The acquisition is the first significant one made by AOL since the ill-fated takeover of Time Warner in 2000.
Advertising.com buys advertising space from Web sites and search engines and packages it up for clients wanting to reach certain demographics. The company then sells to advertisers on a performance basis, which means they pay only according to the volume of responses or leads.
The online advertising market collapsed after the peak of the dotcom frenzy in 2000, leading many to question whether the advertising-based model was viable.
The market has been showing signs of life as marketing managers begin to redirect cash towards online advertising. Media buyer Universal McCann recently forecast that Internet advertising would grow by 20 per cent this year to $6.8bn in the US, making it the fastest growing medium.

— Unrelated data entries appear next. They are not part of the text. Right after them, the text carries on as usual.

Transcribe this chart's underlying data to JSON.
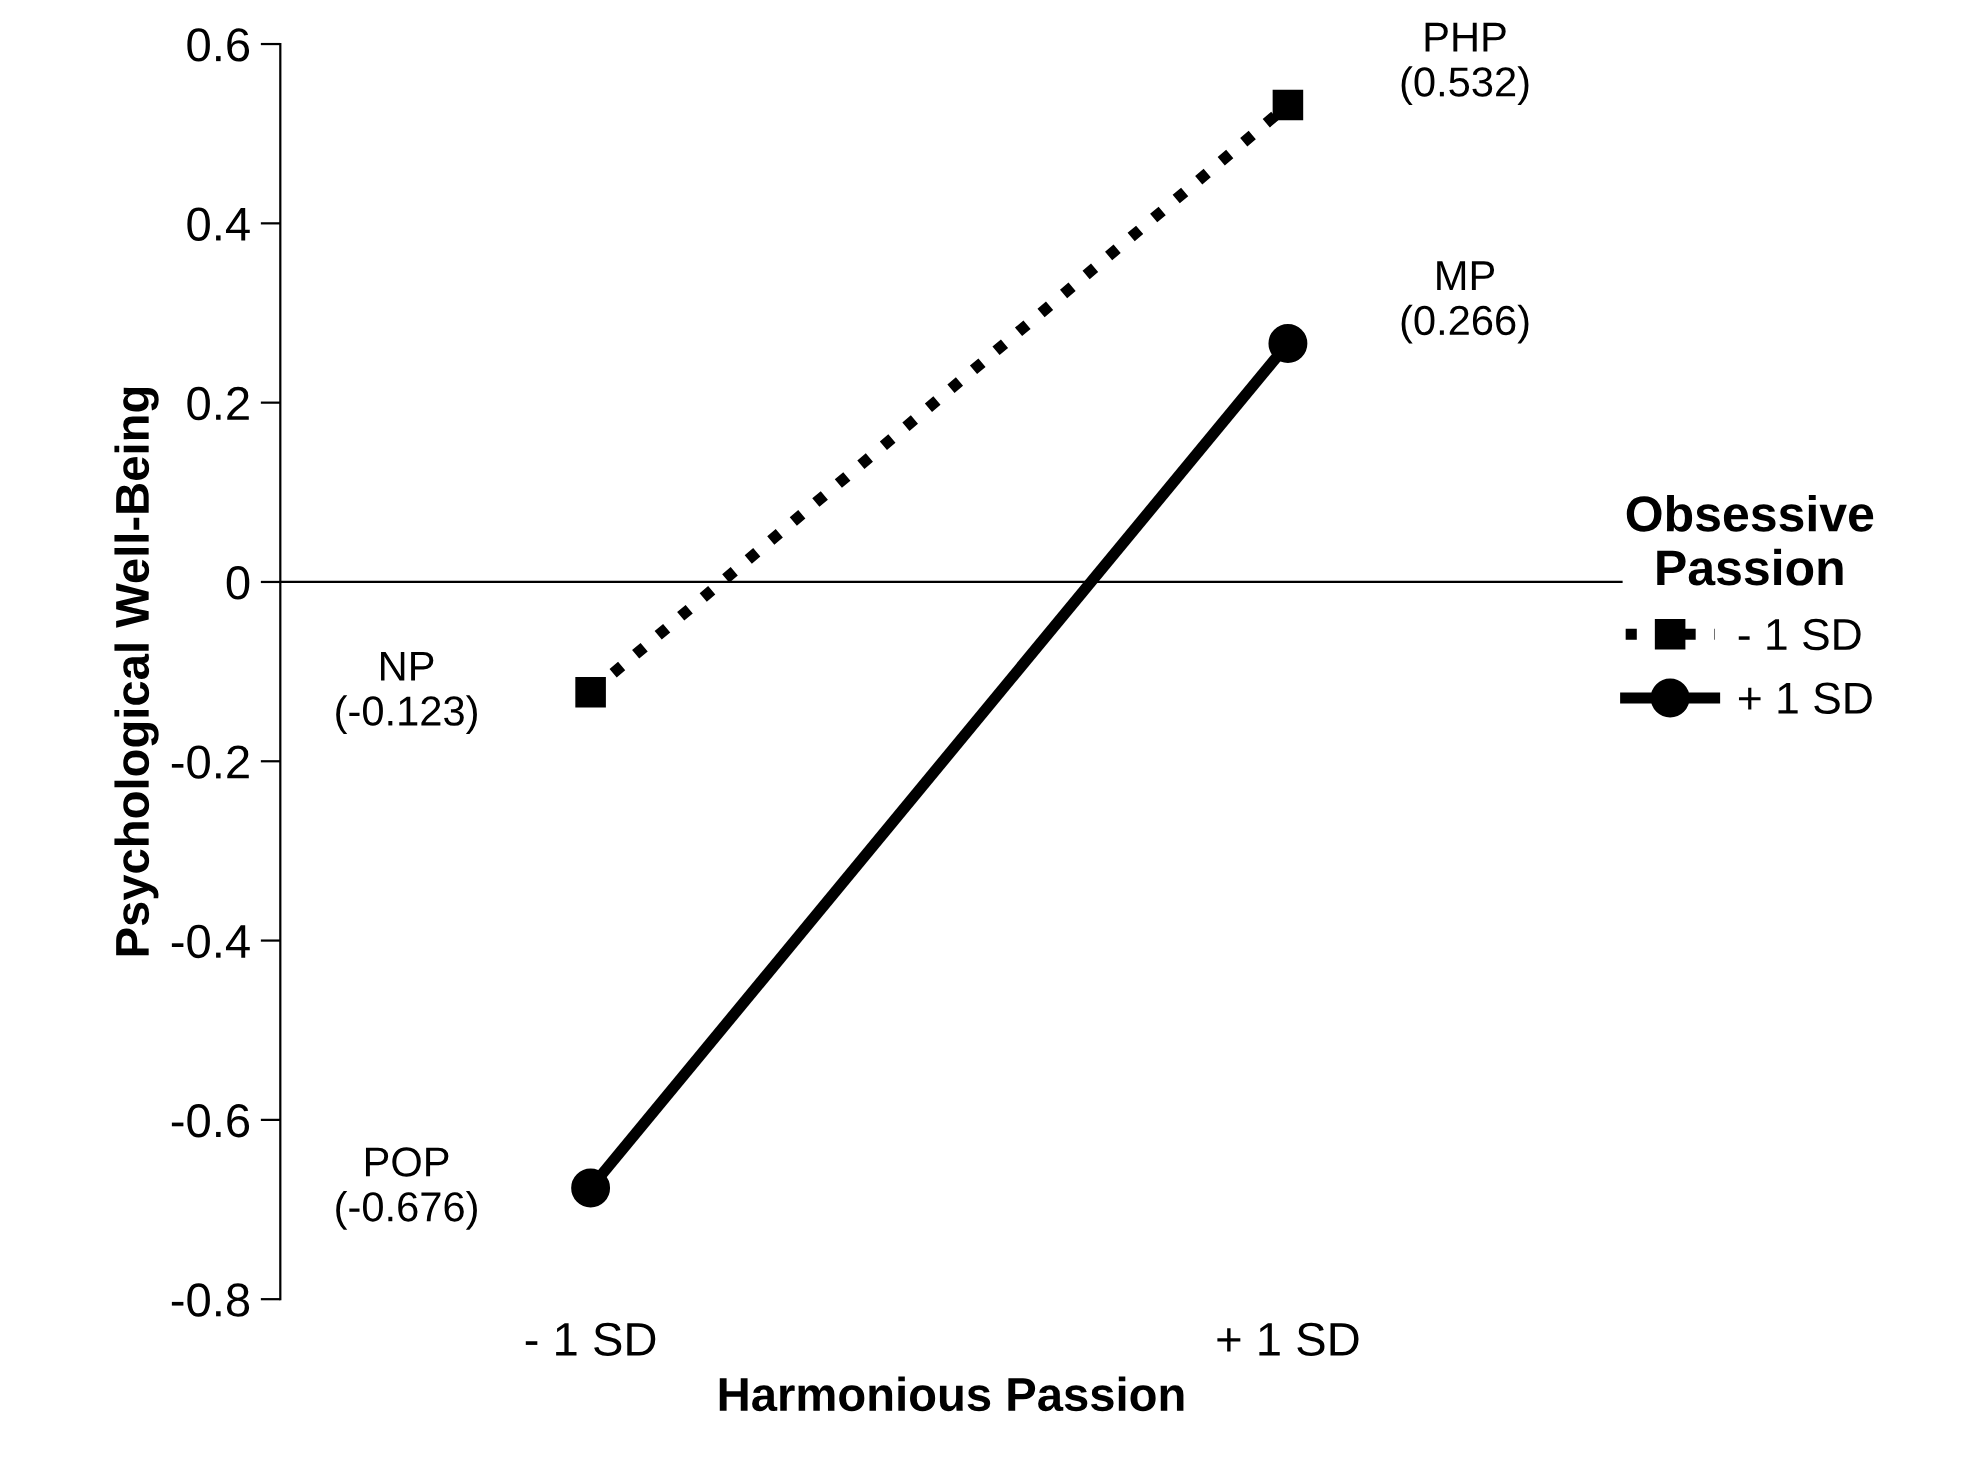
{
  "chart_data": {
    "type": "line",
    "xlabel": "Harmonious Passion",
    "ylabel": "Psychological Well-Being",
    "legend_title": "Obsessive\nPassion",
    "legend": "right",
    "categories": [
      "- 1 SD",
      "+ 1 SD"
    ],
    "series": [
      {
        "name": "- 1 SD",
        "color": "#000000",
        "values": [
          -0.123,
          0.532
        ],
        "marker": "square",
        "line_style": "dotted"
      },
      {
        "name": "+ 1 SD",
        "color": "#000000",
        "values": [
          -0.676,
          0.266
        ],
        "marker": "circle",
        "line_style": "solid"
      }
    ],
    "ylim": [
      -0.8,
      0.6
    ],
    "yticks": [
      -0.8,
      -0.6,
      -0.4,
      -0.2,
      0,
      0.2,
      0.4,
      0.6
    ],
    "grid": false,
    "ref_lines": [
      {
        "axis": "y",
        "value": 0,
        "label": null,
        "color": "#000000"
      }
    ],
    "annotations": [
      {
        "text": "NP\n(-0.123)",
        "x": "- 1 SD",
        "y": -0.123
      },
      {
        "text": "PHP\n(0.532)",
        "x": "+ 1 SD",
        "y": 0.532
      },
      {
        "text": "MP\n(0.266)",
        "x": "+ 1 SD",
        "y": 0.266
      },
      {
        "text": "POP\n(-0.676)",
        "x": "- 1 SD",
        "y": -0.676
      }
    ]
  }
}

"Online advertising is back," said AOL Chief Executive Mr Jonathan Miller on Thursday. "Over the past two years we have seen a rebirth of online advertising. Major advertisers are coming more and more to the web and spending more and more of their marketing money online."
In the first quarter of this year, AOL recorded advertising revenues of $214 million. The figure was down 5 per cent on the same quarter a year earlier, but AOL has now recorded two successive quarters of back-to-back growth.
In the fourth quarter of 2003, it had revenues of $204 million. The performance is still far from the peak of 2000 when AOL was posting advertising sales of $700 million a quarter.
The company is working through some of the deals signed by big name advertisers during the boom. It needs to sell a couple of hundred million dollars of advertising this year just to replace long-term contracts coming to an end.